Step 3: Collect Inputs
Inputs can come from:
- Manual upload of images.
- Structured form submission.
- Imported spreadsheet rows.
- Tool output from an external research source.
Each input becomes a record or artifact linked to a record.
Step 4: Trigger Workflow
The "Ready for generation" view becomes the workflow input source.
The workflow:
- Reads selected records.
- Calls tools or model tasks.
- Produces generated artifacts.
- Writes status and output links back to the original records.
Step 5: Review And Reuse
Users inspect generated outputs in Studio.
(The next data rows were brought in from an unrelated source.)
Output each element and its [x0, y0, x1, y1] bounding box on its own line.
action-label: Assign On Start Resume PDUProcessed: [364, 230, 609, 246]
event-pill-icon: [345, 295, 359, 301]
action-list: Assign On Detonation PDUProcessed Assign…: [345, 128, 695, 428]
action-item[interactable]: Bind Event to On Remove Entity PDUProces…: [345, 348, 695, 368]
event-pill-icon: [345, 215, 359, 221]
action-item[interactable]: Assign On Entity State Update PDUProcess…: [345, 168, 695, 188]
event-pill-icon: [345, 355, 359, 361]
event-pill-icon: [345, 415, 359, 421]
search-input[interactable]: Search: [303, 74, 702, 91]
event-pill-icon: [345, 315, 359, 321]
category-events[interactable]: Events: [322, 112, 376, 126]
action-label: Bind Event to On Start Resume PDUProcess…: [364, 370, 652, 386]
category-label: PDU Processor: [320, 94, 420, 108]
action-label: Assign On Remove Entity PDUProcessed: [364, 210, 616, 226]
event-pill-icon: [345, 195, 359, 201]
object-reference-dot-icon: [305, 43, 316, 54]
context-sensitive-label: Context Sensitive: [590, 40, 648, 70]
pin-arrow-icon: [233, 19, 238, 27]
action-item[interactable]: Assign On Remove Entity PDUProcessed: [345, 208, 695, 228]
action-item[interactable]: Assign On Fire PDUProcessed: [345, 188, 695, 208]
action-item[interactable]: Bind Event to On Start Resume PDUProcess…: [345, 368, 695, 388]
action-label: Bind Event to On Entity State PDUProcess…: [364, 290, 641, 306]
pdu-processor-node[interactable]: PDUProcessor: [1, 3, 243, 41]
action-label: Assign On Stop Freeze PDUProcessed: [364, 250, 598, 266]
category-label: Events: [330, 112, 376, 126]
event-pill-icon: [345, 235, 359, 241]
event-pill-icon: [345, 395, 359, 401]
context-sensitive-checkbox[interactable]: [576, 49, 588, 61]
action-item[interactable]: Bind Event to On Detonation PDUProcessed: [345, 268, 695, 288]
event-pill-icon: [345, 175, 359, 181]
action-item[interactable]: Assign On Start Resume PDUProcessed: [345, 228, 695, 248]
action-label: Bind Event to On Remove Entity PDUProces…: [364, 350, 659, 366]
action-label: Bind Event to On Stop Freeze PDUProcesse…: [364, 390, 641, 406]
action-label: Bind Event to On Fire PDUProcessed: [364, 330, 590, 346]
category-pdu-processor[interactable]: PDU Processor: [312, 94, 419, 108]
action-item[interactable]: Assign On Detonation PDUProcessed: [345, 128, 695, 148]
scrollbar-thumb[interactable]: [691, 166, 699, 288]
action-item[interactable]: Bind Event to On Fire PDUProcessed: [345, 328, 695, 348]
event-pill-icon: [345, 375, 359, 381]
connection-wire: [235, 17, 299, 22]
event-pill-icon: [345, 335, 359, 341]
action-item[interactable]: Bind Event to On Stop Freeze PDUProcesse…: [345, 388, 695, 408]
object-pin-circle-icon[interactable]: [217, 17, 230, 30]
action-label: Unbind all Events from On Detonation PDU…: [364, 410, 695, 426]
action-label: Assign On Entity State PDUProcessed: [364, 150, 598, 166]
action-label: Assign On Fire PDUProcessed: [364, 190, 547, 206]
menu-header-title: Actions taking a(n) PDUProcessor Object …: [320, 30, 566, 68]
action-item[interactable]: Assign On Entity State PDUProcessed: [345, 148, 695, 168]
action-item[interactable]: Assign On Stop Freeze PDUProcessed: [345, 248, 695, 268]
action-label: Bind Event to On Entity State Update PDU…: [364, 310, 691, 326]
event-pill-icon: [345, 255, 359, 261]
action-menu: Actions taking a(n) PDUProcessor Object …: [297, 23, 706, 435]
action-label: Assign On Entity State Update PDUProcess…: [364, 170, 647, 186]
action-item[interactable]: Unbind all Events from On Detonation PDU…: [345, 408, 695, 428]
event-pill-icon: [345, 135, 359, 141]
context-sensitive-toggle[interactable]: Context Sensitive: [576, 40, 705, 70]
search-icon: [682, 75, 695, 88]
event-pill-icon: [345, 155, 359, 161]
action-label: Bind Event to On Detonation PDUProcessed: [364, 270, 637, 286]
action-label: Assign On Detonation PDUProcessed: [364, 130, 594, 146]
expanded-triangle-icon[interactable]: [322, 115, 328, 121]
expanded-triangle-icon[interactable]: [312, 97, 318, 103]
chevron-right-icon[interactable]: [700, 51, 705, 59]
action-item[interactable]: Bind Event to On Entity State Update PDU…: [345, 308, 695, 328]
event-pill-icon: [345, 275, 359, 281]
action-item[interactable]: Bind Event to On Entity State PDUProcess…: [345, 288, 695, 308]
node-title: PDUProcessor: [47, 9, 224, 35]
Agents or workflows can later reuse the same outputs for ranking, reporting, refinement, or another generation step.
Quality Checklist
Before considering a data assembly complete, verify:
- The ontology and fields can be explained without referencing one page.
- Data can be imported or created consistently.
- Views expose the right interaction patterns.
- Filters are reusable and permission-aware.
- Workflows can consume records through stable contracts.
- Generated artifacts are persisted and linked.
- Edits are validated and traceable.
- Agents can understand the data contract without relying on hidden UI state.
- The result can be reused by another workflow, view, or product surface.